Pero antes de que los pintores del Renacimiento, en el siglo XV, modernizasen y ‘humanizasen’ el concepto del mal, los dragones de los capiteles románicos y de las gárgolas góticas ya advertían contra los peligros del infierno. Era la Edad Media, un periodo en el que Dios representaba el bien y el Diablo, el mal. Etelvina Fernández, catedrática de Historia del Arte en la Universidad de León, estima que durante el Medievo, «el teocentrismo es el punto esencial de la vida y el pensamiento, pero las representaciones artísticas de esta época no parten de cero, sino que adoptan formas del arte antiguo, adaptándolas al carácter religioso de la época, y crean otras nuevas». Para representar el mal, a su juicio, «los artistas medievales empleaban fórmulas ya usadas en el mundo antiguo, como dragones, animales híbridos y deformes y demonios. Los colores simbólicos con los que a veces se representaban, verdosos o parduzcos, intensificaban el sentido de maldad.

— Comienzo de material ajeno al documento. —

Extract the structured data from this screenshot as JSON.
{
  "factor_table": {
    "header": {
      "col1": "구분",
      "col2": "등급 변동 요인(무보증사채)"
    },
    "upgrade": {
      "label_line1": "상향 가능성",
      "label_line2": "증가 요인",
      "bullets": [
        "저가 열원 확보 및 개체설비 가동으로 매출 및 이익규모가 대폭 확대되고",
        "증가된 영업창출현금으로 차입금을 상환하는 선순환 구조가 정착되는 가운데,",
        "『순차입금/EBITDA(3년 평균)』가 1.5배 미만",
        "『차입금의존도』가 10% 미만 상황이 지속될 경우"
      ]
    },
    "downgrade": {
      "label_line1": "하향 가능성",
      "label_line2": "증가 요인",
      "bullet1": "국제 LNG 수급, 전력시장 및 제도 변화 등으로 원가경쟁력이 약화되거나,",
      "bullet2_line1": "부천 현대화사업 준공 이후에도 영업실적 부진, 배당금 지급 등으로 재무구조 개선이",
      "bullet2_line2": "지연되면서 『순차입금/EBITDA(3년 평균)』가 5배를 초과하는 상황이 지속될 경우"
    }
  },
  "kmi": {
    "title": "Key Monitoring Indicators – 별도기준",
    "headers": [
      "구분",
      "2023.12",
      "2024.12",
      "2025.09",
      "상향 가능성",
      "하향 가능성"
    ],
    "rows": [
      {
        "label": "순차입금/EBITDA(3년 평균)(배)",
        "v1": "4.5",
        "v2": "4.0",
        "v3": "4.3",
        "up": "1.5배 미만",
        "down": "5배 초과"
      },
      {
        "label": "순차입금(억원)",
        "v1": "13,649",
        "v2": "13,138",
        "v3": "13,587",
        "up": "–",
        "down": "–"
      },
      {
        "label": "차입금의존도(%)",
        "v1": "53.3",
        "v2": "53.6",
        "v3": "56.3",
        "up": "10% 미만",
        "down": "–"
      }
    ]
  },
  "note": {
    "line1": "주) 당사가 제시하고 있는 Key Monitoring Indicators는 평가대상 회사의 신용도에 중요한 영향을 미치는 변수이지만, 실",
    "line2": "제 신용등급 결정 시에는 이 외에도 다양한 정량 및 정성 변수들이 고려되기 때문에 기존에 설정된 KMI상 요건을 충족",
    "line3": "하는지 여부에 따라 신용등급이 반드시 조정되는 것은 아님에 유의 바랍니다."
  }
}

Esa visión teocéntrica que marcó el arte en la Edad Media empieza a sustituirse en el Renacimiento por un concepto más humanista y antropocéntrico. A partir del siglo XV, la influencia del paganismo comienza a notarse en todas las representaciones artísticas. «Los retratos, como los de Antonello de Messina, comienzan a mostrar personajes fuertes y carentes de moral, como propugna Maquiavelo en El príncipe, que parecen atender a la máxima de que ‘el fin justifica los medios’ –afirma Francisco de la Plaza, profesor de Historia del Arte del Renacimiento en la Universidad de Valladolid–. Y el resto de representaciones inciden en el concepto del paso del tiempo, la fuga de la belleza y la llegada de la muerte, el mal supremo desde el punto de vista pagano.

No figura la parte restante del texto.